We have also focused on the relationship between TP53 mutation and immunity. In terms of immune genes, we found that VGF and PGC are the most apparent up-regulated and down-regulated immune genes. A study indicated that VGF significantly promotes the resistance of human lung cancer cells to EGFR kinase inhibitors and is also related to the poor survival of patients with LUAD [64]. Matsumoto, T., et al. believed that VGF is only expressed in neuroendocrine carcinoma-derived cells and can be used as a new serological diagnostic marker for pulmonary neuroendocrine tumors [65]. PGC-1α is a crucial transcription regulator of genes that control energy metabolism and mitochondrial biogenesis through its partner transcription factors: nuclear respiratory factors and PPARs [66]. Overexpression of PGC-1α enhanced the efficacy of PD-1 blockers in lung cancer [67]. Both costimulating and co-inhibitory molecules have higher expression in the MU, including PD1 and PDL1. PD1 is located on lymphocytes, and PDL1 is located on antigen presenting cells. Their interaction leads to tolerance of the immune system to tumor cells. Sun, H., et al. believed that mutant TP53 may enhance PD-L1 expression by activating the newly acquired function of BCL2L1 /JAK3/STAT1 signaling [68]. However, in several reports of anti-PD-1/PD-L1 therapy for NSCLC, the expression of PD-L1 in tumors has been considered to be a standard and predictive biomarker for poor prognosis [14, 69]. Previous studies had shown that the survival outcome of patients with various types of cancer treated by immunotherapy was significantly related to the immune cells infiltrated in the tumor [70]. In our study, we found that macrophages M1 and T cells CD4 memory activated were comparatively upregulated in the MU, while mast cells resting and dendritic cells resting were downregulated. A report indicated that mast cells could promote growth and metastasis by producing IL-1β during LUAD progression [71].
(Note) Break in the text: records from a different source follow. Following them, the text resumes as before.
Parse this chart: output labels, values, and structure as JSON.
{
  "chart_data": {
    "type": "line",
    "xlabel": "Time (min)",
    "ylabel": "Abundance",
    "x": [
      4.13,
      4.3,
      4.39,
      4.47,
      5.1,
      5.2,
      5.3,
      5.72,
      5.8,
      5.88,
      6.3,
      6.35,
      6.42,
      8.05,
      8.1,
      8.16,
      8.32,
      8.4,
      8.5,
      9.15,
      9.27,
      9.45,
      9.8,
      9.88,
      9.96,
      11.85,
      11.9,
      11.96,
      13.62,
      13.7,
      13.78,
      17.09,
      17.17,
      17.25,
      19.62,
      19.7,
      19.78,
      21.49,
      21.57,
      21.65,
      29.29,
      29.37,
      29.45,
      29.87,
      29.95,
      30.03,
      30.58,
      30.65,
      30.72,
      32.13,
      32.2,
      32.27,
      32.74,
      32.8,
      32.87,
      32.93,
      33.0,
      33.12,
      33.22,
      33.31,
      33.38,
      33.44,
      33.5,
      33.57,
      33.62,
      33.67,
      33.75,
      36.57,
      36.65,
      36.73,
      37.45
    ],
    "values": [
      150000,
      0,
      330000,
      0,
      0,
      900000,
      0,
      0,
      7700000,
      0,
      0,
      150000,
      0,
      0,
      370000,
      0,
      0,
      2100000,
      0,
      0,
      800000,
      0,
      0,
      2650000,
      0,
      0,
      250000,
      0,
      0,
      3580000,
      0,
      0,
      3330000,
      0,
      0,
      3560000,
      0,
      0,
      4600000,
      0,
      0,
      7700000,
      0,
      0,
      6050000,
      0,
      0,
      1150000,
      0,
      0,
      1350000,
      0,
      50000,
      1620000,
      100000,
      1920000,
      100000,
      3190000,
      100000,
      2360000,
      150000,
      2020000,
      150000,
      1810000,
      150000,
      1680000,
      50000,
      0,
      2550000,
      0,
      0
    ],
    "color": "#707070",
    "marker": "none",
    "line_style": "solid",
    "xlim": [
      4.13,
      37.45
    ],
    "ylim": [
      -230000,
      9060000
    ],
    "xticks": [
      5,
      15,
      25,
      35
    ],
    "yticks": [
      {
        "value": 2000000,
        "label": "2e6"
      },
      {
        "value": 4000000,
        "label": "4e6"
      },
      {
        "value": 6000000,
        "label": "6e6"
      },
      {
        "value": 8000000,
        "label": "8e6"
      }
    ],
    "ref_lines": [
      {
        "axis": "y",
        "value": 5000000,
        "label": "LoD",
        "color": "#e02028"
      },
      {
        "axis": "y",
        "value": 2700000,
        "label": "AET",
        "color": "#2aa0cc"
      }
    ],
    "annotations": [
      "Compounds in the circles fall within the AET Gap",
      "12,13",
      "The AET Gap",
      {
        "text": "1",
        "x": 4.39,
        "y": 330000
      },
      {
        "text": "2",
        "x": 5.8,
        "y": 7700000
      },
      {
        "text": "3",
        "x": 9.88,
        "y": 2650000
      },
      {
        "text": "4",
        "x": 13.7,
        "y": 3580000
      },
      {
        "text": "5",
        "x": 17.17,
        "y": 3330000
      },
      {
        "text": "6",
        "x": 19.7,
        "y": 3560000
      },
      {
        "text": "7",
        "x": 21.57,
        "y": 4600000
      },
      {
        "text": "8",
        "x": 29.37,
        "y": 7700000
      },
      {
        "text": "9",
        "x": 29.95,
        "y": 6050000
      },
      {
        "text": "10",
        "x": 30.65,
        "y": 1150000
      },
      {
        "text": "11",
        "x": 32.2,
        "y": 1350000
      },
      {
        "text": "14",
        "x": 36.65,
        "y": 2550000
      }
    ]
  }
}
Our study also has some limitations. First, the information from the TCGA database lacks some essential clinicopathological information, such as the patient’s treatment; secondly, to verify our results, another independent cohort study and more in vitro or in vivo studies should be conducted.

Conclusions

To sum up, our study described the impact of TP53 gene mutations on the genome and microenvironment in patients with LUAD. Compared with the WT, patients in the MU with LUAD had different microenvironmental RNAs and miRNAs, including immune cell infiltration and immunomodulators. We hope that this study can deepen our understanding of the pathogenesis of TP53 mutant LUAD and provide a reference for further research.